China must curb its appetite for ‘Wild Taste’


At Lang Son, a northern Vietnamese town on the Chinese border, I watched as hundreds of Vietnamese carried baskets of monkeys, pangolins, snakes, and a variety of exotic birds in rattan cages. On the way back, their baskets held electric fans, water pumps, rice cookers, farm tools, TVs, VCRs, jeans, and T-shirts.

As one young man put it, “I can always sell forest animals to China. They buy everything we have. They have a big appetite for wild taste.”

In China, these forest creatures are transformed into pills and powders, soups and stews, and traditional medicine sold at specialty shops. The penchant for “ye wei”—literally, “wild taste”—is seemingly unstoppable.

Ye wei not only depletes the forest of animals, but causes diseases. Severe Acute Respiratory Syndrome (SARS), which killed hundreds of people in China and left 5,300 Chinese sick with pneumonia earlier this year (and nearly brought China to an economic standstill) is believed by scientists to be linked to the civet cat—a favorite Chinese ye wei dish, usually served in a stew.

China can put a man in orbit while boasting a nine percent economic growth rate, but it cannot control its own people’s appetite. Last August, the Chinese Forestry Commission lifted a four-month ban on the trade and consumption of exotic wild animals, despite warnings from the World Health Organization (WHO). China included one stipulation: all of the 54 exotic species the Chinese are again allowed to eat, including the civet, must be farm-raised, not caught in the wild. But differentiating between a farm-raised forest animal and a captured one in China is difficult, and China’s porous southern border ensures a steady flow of fresh exotic meat.

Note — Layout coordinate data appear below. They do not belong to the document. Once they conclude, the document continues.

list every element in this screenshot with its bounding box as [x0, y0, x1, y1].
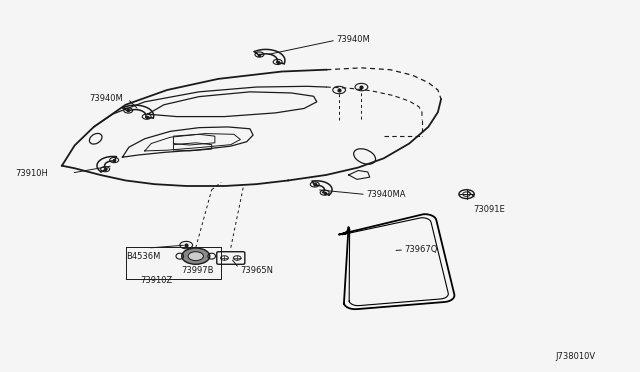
Text: 73091E: 73091E: [473, 205, 505, 214]
Text: 73910H: 73910H: [15, 169, 48, 177]
Text: J738010V: J738010V: [556, 352, 596, 361]
Circle shape: [188, 252, 204, 260]
Text: 73997B: 73997B: [182, 266, 214, 275]
Text: B4536M: B4536M: [126, 251, 161, 261]
Text: 73940M: 73940M: [90, 94, 123, 103]
Circle shape: [182, 248, 210, 264]
Text: 73940M: 73940M: [336, 35, 370, 44]
Text: 73967Q: 73967Q: [404, 245, 438, 254]
Text: 73965N: 73965N: [241, 266, 273, 275]
Text: 73940MA: 73940MA: [366, 190, 405, 199]
Text: 73910Z: 73910Z: [140, 276, 173, 285]
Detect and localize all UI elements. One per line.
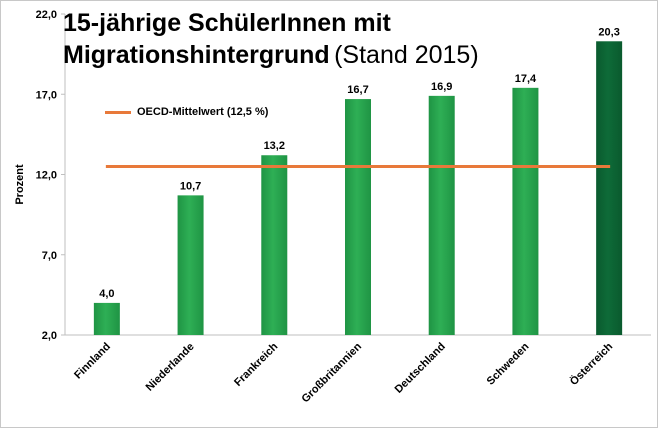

Overall statistics on the amount of wildlife being eaten are not known, but there are some local guesses. The China Wildlife Conservation Association estimates that in Guangdong province alone, 50 tons of wild frogs, 1,000 tons of snakes, and several thousand tons of wild birds are consumed in stores and restaurants each year, not to mention badgers, bats, pangolins, and other mammals.

Wild taste is valued for its increasing rarity, and because of an old belief system that holds that consuming wild animals is healthy, strengthening virility and the immune system. But ye wei can also be a vector for deadly diseases like Ebola, AIDS, and now SARS, all of which are suspected to have originated among people who ate or handled bush animals.

Odd that the fanciful Chinese longing for wild taste is so enormous in a country otherwise known for its practicality. But for humans, practicality goes out the window when it comes to eating habits. According to Jared Diamond in his book Guns, Germs and Steel, an acre of land can feed 10 to 100 times more people through farming than through hunting and gathering. Wild animals that haven’t already been tamed thousands of years ago, Diamond says, will not be tamed now, because of their relatively low nutritional value compared to the time and resources necessary for domestication.

Ye wei, then, is a culture of nostalgia, a way of life born of necessity long ago and showing renewed vigor in a modernizing China. Those monkeys sitting on the Vietnamese porters’ backs are there because a growing army of nouveaux riches with disposable income want them. A pound of civet cat sells for around $6, or 10 percent of an average worker’s monthly salary; monkey meat brings three times more.

I once sat on a stool made from the leg of an elephant in a rich Chinese merchant’s home in Hong Kong. The man was terribly proud that he could afford such a thing. The perverse décor made me shift uneasily in my seat. I liked the man: He was genuinely warm. But I fear he typifies the sentiment of this region, one that says, “If this is the last tiger penis, I should own it, make a soup out of it and drink it with my friends.” His lifestyle is not only detrimental to wildlife, but, with SARS threatening an encore performance, to his own health as well.

—Andrew Lam is an editor at Pacifiic News Service.